December used to be an incredibly stressful time for me when it came to music. I remember one year, sobbing in a church foyer to a choir director because I couldn’t possibly learn one more set of music, all to be performed prior to December 20. Honestly, I resented my piano skills and I resented—RESENTED—the entire holiday season for what it did to my brain, hands, arms, back, and schedule.
Last Christmas I played nary a note of music in public, and I don’t recall attending any Christmas programs. I was so sick on Christmas Eve that I had to skip attending services that night, so it’s been two years now since I attended any Christmas religious services.
As I organized all this accumulated Christmas music, I was wistful. Not for the stress of being overcommitted, but for being part of something offered to others. I’ve never been able to articulate how performing as part of a group makes me feel, but it is restorative, inspiring, healing, and joyous.

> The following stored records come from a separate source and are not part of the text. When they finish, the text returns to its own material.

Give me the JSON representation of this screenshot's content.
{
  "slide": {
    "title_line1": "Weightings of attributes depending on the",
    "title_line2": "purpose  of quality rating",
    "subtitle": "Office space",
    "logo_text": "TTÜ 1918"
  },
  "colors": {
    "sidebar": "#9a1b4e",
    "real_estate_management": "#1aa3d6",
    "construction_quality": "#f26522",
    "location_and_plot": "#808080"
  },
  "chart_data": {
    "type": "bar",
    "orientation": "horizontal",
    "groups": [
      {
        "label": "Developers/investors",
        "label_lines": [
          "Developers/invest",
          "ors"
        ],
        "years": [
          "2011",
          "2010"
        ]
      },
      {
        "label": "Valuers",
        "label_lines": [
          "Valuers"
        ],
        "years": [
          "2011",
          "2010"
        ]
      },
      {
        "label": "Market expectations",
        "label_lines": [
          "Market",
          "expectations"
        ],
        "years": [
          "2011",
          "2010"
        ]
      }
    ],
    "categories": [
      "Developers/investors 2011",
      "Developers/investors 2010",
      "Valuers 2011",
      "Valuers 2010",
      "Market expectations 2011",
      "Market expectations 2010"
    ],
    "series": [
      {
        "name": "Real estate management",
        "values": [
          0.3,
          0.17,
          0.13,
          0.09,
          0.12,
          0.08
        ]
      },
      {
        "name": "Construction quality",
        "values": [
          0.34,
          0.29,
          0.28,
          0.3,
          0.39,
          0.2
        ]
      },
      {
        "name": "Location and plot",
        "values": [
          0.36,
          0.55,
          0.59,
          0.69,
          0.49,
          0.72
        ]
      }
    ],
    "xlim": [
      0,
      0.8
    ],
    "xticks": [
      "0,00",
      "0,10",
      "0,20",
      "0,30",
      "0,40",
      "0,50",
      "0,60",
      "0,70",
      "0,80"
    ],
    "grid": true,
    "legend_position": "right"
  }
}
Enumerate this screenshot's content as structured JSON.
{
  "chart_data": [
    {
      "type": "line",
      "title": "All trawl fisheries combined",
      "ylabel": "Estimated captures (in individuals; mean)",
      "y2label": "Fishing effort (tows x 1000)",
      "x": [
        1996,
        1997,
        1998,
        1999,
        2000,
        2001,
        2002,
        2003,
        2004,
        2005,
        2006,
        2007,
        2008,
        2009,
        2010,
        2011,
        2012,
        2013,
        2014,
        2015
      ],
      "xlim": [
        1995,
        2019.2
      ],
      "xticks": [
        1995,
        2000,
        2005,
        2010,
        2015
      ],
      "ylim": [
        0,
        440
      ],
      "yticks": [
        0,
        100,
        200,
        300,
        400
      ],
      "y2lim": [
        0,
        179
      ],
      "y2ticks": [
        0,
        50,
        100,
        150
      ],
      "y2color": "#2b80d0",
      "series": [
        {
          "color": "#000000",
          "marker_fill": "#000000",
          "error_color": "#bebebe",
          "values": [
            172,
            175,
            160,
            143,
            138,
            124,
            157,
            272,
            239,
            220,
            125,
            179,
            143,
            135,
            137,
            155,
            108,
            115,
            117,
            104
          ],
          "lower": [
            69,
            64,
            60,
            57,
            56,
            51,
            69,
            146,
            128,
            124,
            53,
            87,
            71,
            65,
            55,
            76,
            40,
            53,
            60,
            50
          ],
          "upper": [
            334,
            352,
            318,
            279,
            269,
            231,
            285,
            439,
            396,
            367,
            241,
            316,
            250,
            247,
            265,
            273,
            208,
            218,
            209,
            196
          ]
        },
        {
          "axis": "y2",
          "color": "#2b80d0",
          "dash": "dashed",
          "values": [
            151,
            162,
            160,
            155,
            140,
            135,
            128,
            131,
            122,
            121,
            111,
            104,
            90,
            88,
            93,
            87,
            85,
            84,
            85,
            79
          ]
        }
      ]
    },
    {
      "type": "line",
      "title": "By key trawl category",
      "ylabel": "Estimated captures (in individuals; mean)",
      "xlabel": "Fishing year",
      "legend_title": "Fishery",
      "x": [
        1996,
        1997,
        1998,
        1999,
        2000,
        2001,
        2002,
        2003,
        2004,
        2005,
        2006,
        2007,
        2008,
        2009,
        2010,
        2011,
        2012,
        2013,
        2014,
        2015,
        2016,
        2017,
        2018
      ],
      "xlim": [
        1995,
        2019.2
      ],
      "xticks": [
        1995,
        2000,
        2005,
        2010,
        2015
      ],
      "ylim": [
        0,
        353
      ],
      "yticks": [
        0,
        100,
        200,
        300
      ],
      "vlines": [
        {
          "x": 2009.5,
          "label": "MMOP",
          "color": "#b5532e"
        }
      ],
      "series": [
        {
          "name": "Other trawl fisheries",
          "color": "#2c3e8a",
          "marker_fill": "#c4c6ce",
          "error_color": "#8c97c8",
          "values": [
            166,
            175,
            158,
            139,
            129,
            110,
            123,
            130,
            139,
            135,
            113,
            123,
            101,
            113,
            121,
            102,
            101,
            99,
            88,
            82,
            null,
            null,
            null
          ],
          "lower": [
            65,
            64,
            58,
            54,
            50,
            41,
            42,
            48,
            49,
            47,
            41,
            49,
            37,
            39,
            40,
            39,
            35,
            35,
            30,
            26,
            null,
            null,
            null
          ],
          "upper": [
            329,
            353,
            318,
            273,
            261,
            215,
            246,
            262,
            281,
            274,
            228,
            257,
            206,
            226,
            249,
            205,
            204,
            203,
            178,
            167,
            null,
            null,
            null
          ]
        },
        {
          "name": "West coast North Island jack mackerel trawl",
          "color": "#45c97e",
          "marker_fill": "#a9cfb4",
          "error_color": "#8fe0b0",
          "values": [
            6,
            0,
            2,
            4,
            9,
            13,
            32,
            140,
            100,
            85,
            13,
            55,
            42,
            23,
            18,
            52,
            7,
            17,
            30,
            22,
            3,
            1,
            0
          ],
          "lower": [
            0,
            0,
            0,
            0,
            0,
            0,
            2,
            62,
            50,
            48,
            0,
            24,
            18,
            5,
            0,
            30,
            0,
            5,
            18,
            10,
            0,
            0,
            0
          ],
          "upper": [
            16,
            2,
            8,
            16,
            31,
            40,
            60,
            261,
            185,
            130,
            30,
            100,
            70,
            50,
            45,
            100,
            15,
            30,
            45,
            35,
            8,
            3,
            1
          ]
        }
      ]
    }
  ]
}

Today is the first day of Advent, and I joined a short service on Instagram, listened to a beautiful sermon about hope. I started a daily Advent book that two of my friends are also reading; we will meet over Zoom this month and discuss our insights. And as I write this, I am munching on cinnamon toast while listening to one of my favorite Christmas CDs—a collection of choral arrangements from the Royal Philharmonic Orchestra. I looked all over Spotify and Amazon and Apple Music for digital version so I could share it, and cannot find it. It’s not even illegally uploaded to YouTube! How very on brand for 2020, no?
But I did find the CD cover in case you want to see if your local library has it.
Anyway. I actually decorated for Christmas this year, and my place feels cozy and I am looking forward to a December with zero social expectations. One where I can give Advent the attention it deserves without feeling like it’s just one more thing to check off my holiday to-do list.
Whatever you need to do this holiday season to feel restored, inspired, healed, or joyful, I hope you are able to find it. And if you just can’t begin to think that any of those emotions are possible, even for a moment, please let me know. I’m happy to virtually sit with you wherever your emotions happen to be.